Individually, all the medical personnel were terrific. And they often are, if allowed to separate from the administrators and lawyers, and to do the job they have chosen for their life's work. Wallstin's article indicates that Anna Summerfield is "the director of neonatal intensive care" for Woman's Hospital. At no time do the letters "Dr." appear in front of her name, nor the letters "M.D." after it, which indicates a lack of medical training. And yet she is the one who has the power to recite and enforce that "the hospital's policy required resuscitation and care of any live-born child weighing at least 500 grams," and to threaten to have Mark Miller removed from his wife's bedside. An administrator, as the story is told, bears the responsibility. That Columbia/HCA allowed this to happen was indeed the correct focus of the trial, and the jury was correct. I believe that the award will stand, on appeal.

However, on an interesting and possibly sad note, that wonderful hospital that I mentioned earlier, the one with competent and caring staff and affiliated doctors? That was Kingwood Plaza Hospital. Who owns it now? Unfortunately, Columbia/HCA.

Name withheld by request

True Class
This is outstanding: Mike Levy, publisher of Texas Monthly, is feeling a little heat from a former employee, and he responds in a fashion that is the antithesis of what we would expect from him -- bitterness [The Insider, by Tim Fleck, February 5]. A man who so often rips into people and their actions showed his true class in the way that he dealt with a little criticism from Robert Draper. The line left on Draper's answering machine, "I will get you for this," may even warrant a Bum Steer award. Way to go Levy -- just when you're feeling your oats with the sale of TM, you jump off a cliff and show what a jerk you are.

D. Ryan Monceaux
via Internet, Houston

The Green Teeth Match the Uniform
The real tragedy of the militia in Texas ("The Old Guard," by Shaila Dewan, January 29) is that it is funded at all. I have been involved with the military for over 20 years, and while the military itself has its own problems, the militia seems nothing more than a haven of military wannabes who allow potbellied, green-toothed, out-of-shape boys and girls to perform a fake mission as a pretense of genuine service to our country.

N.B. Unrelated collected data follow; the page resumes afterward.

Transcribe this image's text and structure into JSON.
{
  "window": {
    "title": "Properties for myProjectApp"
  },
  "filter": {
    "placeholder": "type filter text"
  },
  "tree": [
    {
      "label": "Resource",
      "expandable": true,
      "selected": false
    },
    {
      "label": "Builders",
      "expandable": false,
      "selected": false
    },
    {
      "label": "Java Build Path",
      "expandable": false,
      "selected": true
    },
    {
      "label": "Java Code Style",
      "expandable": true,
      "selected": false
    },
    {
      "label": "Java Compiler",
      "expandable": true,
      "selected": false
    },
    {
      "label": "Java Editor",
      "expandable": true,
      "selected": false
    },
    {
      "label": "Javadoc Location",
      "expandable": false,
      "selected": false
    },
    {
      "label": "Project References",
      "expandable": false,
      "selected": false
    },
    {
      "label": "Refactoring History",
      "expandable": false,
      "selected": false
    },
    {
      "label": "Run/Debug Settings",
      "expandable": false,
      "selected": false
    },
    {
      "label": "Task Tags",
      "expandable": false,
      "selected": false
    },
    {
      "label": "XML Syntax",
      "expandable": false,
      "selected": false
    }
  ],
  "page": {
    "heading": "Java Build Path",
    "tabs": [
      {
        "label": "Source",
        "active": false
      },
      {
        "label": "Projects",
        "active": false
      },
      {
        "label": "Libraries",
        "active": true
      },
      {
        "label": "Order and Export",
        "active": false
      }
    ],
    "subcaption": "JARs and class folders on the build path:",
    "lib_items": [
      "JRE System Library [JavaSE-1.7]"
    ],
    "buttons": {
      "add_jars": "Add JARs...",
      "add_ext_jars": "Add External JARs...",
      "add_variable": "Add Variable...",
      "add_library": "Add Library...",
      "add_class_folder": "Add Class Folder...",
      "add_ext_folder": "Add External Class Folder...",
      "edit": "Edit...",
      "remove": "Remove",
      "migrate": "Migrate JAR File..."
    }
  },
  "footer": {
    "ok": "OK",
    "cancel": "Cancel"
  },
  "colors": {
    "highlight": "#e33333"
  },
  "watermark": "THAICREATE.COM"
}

Ms. Shuffield, join the Red Cross. At least they provide real-life help for real-life problems. You'd be an asset to them.

Andy Bell
via Internet

Highly Critical
As I read your story "Critical Diagnosis" [by Michael Berryhill, January 22], it brought back so many bad memories. Families, as you stated, have been reporting the inadequate medical care in the prison system for quite some time now. We are often more aware of the problems inside the prison than the administrators are. We report medical problems over and over, and oftentimes we suffer medical problems ourselves because we have to watch our loved ones suffer and sometimes die because no one takes us seriously. We have to watch their health go downhill, and as a mother, that's a tough one to watch. People often say that inmates deserve whatever treatment they receive while they are in prison. That statement comes easy to someone who doesn't have a child in prison. Judgments are easy to make when it doesn't affect your life. Families are often dismissed as too emotional when we call, scared and begging for help for our loved ones.